Un conocido escritor y académico comentaba recientemente: "A mi hija, que no es creyente, le hice estudiar religión, porque, si no, no puede entender el mundo en el que vive". Me parece una declaración interesante. El estudio de la religión cristiana, y en concreto del catolicismo, resulta esencial para comprender la historia y la cultura en la que estamos inmersos.

No se puede, por ejemplo, visitar de modo consciente el Museo del Prado si se desconocen los principales pasajes de la Biblia, la vida de los santos más destacados o las celebraciones que jalonan el calendario litúrgico. En esa pinacoteca uno se topará, entre otras maravillas, con La Anunciación de fra Angelico, con el Descendimiento de Rogier van der Weyden, con la Adoración de los Magos de Hieronymus Bosch, con La Última Cena de Leonardo da Vinci, con la Crucifixión de Diego de Velázquez o con la Asunción de la Virgen de Bartolomé Estaban Murillo. Es un hecho incontestable que la mayor parte de nuestro patrimonio histórico-artístico está inspirado por la fe. Desconocer la cosmovisión cristiana equivale a vivir en una ceguera que impediría descifrar el significado de tanta riqueza.

Y añadía el famoso escritor y académico: "Yo creo que todo ser humano occidental, Oriente es otra cosa, y no me meto en ese jardín, debe leer la Biblia entera, incluidos los evangelios”. También es fácil concordar con esta opinión – quizá no tanto con la exclusión de Oriente, ya que buena parte de Oriente tiene también raíces bíblicas y cristianas -. No podemos olvidar que el cristianismo se comprende a sí mismo como basado en la revelación divina; revelación de la cual la Escritura unida a la tradición de la Iglesia es el principal testimonio.

Sin embargo, el reputado escritor y académico, en sus divagaciones sobre la Biblia, no se priva de expresar un punto de vista del que discrepo completamente: “El Dios de la Biblia es un Dios terrible, vengativo, cruel, implacable. Después llega Jesucristo y ya lo pone bonito”. La revelación divina es progresiva, se va adaptando poco a poco a las posibilidades de comprensión de sus destinatarios y, ciertamente, llega a su plenitud en Jesucristo. No obstante, es erróneo contraponer la imagen de Dios que proporciona el Antiguo Testamento a la enseñanza de Jesucristo. En el libro del Éxodo, corazón del Antiguo Testamento, leemos: “Señor, Señor, Dios misericordioso y clemente, tardo a la cólera y rico en amor y fidelidad”. Y el profeta Oseas, también veterotestamentario, dedica todo el capítulo once de su libro a hablar sobre el corazón de Dios. Se trata de un texto en el que la autotrascendencia del Antiguo hacia el Nuevo Testamento resulta muy evidente.

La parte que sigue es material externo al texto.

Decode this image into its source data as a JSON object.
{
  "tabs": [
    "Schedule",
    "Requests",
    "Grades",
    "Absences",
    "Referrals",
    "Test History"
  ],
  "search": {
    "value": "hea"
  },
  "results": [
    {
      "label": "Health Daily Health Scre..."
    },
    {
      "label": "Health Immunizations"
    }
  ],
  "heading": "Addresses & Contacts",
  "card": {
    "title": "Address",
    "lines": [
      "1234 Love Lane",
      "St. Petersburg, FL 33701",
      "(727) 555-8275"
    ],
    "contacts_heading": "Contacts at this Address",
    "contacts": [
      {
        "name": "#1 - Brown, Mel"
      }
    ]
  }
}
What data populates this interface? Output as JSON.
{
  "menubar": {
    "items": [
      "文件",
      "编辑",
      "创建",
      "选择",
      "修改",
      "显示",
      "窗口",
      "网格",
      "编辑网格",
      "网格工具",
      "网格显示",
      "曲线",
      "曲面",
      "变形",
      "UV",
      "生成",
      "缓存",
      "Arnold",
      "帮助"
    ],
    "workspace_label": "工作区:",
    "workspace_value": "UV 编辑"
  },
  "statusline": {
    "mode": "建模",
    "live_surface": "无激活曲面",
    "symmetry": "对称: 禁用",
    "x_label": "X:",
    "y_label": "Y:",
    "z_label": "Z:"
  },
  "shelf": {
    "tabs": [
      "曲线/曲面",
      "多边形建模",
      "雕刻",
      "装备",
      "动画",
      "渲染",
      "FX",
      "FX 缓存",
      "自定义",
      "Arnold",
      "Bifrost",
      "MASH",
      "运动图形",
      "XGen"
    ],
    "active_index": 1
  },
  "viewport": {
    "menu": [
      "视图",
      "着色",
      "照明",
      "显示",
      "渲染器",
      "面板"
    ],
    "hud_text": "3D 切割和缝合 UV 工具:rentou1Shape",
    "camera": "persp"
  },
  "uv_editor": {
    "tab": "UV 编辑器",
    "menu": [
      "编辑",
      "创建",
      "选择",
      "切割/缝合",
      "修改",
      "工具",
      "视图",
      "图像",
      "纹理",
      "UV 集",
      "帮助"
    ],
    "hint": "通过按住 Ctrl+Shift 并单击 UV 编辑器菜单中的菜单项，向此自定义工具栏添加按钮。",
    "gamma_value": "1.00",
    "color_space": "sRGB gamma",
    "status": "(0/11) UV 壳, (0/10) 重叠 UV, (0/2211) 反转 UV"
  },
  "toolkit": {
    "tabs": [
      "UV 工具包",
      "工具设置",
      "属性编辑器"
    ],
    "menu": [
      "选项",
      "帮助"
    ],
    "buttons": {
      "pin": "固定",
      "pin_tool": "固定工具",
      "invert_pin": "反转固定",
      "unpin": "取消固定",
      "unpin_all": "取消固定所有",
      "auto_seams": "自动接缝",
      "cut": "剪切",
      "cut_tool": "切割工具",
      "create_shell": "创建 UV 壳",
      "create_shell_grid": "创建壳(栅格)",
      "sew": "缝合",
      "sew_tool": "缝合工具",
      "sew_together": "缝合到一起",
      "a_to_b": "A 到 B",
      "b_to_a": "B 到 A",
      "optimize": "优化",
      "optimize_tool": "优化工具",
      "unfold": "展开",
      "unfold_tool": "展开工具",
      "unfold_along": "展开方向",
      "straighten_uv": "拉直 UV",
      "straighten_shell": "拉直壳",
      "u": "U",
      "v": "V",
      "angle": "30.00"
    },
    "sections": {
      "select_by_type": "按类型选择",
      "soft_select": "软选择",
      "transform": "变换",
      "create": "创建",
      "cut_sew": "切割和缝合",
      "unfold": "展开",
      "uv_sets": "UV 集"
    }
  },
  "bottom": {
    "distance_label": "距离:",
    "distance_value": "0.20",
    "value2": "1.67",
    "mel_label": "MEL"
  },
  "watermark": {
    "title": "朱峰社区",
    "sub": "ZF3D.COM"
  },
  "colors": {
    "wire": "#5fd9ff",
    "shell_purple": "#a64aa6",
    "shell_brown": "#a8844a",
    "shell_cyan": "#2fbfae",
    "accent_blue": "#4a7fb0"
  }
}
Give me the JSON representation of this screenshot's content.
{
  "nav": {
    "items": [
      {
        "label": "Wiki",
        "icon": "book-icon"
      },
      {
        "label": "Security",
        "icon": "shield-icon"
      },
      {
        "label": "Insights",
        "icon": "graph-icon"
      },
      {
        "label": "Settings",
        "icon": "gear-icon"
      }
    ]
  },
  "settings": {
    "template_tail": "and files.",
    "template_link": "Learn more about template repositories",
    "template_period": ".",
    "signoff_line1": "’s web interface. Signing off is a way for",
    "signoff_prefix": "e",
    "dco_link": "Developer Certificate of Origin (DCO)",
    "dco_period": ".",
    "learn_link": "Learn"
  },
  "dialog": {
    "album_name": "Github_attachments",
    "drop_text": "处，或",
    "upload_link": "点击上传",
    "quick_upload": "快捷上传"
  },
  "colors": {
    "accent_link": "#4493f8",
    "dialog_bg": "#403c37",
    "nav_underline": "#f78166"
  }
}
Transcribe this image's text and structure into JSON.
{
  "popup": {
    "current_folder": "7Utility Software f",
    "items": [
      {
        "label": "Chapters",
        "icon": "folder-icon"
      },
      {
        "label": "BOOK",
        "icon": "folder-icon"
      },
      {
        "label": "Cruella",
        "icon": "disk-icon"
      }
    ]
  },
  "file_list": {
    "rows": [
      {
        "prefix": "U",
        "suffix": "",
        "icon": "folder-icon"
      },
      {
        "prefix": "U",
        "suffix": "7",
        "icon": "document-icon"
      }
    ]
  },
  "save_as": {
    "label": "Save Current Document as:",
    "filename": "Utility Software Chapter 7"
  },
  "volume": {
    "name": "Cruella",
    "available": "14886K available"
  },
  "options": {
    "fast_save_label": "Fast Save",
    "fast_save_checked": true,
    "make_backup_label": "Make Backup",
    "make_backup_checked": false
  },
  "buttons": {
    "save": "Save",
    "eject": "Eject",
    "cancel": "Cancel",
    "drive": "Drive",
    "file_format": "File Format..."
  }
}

Dios decide, a pesar de no ser correspondido por el pueblo, no retroceder en su amor: “Mi corazón está perturbado, se conmueven mis entrañas. No actuaré en el ardor de mi cólera, no volveré a destruir a Efraín, porque yo soy Dios y no hombre; santo en medio de vosotros y no me dejo llevar por la ira”.

Seguramente el célebre escritor y académico sabe que, en su negación de la unidad de toda la Escritura, oponiendo Antiguo y Nuevo Testamento, coincide con un famoso hereje del siglo II, Marción, quien distinguía entre el Dios benévolo y Padre de Cristo, que salva libremente y por amor, del Dios del Antiguo Testamento, señor de este mundo al que somete mediante el temor y la ley. La Iglesia cristiana rechazó esta doctrina profundamente antijudía y defendió la complementariedad entre ambos Testamentos, ya que la Antigua Alianza no ha sido revocada. Según un viejo adagio, el Nuevo Testamento está escondido en el Antiguo, mientras que el Antiguo se hace manifiesto en el Nuevo: “Novum in Vetere latet et in Novo Vetus patet”.